„Es ist äußerst irritierend, wenn Ihr so neben mir einher flattert”, sagte Cýelú Irísolor unwillig. Der Rabe, der sich wacker in Perlenglanz’ Windschatten hielt, krächzte. Der Regenbogenritter seufzte und öffnete seinen Geist.

Was soll ich anfangen, sagte der Vogel. Mit Eurem Ross könnte ich nicht Schritt halten.

„Wie es Euch beliebt”, sagte Cýelú und trieb das Einhorn weiter, den Blick konzentriert auf den Boden gerichtet. Sie folgten der Straße westwärts nach Aurópéa. Wenn die Kinder miteinander oder auch einzeln auf der Flucht waren, Advon wäre es gewiss nicht eingefallen, allein nach Süden, in die Wüste zu gehen. Warum auch? Da gab es nichts von Interesse.

Ihr glaubt, es sei im Sinn der alten Frau, der Ihr nachjagt, in die Stadt zu gehen?, fragte der Rabe.

„Wohin sollte sie sonst wollen? Hier gibt es nichts weiter, was sie zu Fuß erreichen könnten.”
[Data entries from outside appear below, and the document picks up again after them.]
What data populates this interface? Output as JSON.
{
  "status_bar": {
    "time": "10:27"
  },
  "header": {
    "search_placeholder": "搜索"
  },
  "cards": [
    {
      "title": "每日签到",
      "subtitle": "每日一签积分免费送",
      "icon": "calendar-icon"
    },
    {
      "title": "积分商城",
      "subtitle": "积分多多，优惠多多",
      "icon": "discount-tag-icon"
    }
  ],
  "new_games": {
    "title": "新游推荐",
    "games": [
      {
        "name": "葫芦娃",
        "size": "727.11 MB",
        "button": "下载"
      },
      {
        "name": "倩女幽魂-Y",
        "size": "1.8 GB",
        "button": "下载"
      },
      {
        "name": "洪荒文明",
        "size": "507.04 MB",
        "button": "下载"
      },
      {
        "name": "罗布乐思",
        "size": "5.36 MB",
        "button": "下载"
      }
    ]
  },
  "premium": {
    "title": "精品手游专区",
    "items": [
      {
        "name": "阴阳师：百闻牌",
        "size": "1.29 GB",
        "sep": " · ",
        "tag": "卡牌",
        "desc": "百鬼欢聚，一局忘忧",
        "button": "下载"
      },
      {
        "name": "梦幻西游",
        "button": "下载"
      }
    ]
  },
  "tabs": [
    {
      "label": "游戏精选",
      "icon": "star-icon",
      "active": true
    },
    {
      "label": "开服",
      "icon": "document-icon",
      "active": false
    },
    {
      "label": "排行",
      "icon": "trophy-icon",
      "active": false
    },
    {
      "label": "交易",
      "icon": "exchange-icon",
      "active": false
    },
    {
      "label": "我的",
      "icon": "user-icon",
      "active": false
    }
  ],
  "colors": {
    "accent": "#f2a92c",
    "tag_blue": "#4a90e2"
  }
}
War Eurem Sohn nicht sein Einhorn entsprungen?

„Woher wisst Ihr das?”

Ich bin ein aufmerksamer Zuhörer.

Cýelú seufzte und brachte Perlenglanz zur Landung, ein paar Schritte abseits der Straße, die durch die Hügel in Richtung der Stadt führte. Die goldenen Dächer zeigten einen sonderbar düsteren Schimmer. Im Norden rückte eine Wolkenfront an, ein Wetter, wie er es noch nie zuvor gesehen hatte. Das missfiel ihm und beunruhigte ihn. Aus der Luft hatte er sehen können, dass sich auf dem Weg vor ihnen weder Kinder noch die Alte bewegten. Bei den Mächten, so schnell konnten sie alle nicht aus der Sicht geraten sein. Wo waren sie? Hatte Siledaú den Cielástel vielleicht noch gar nicht verlassen, und sie waren nicht hinter ihr her, sondern dieser abscheulichen Betrügerin vorausgeeilt?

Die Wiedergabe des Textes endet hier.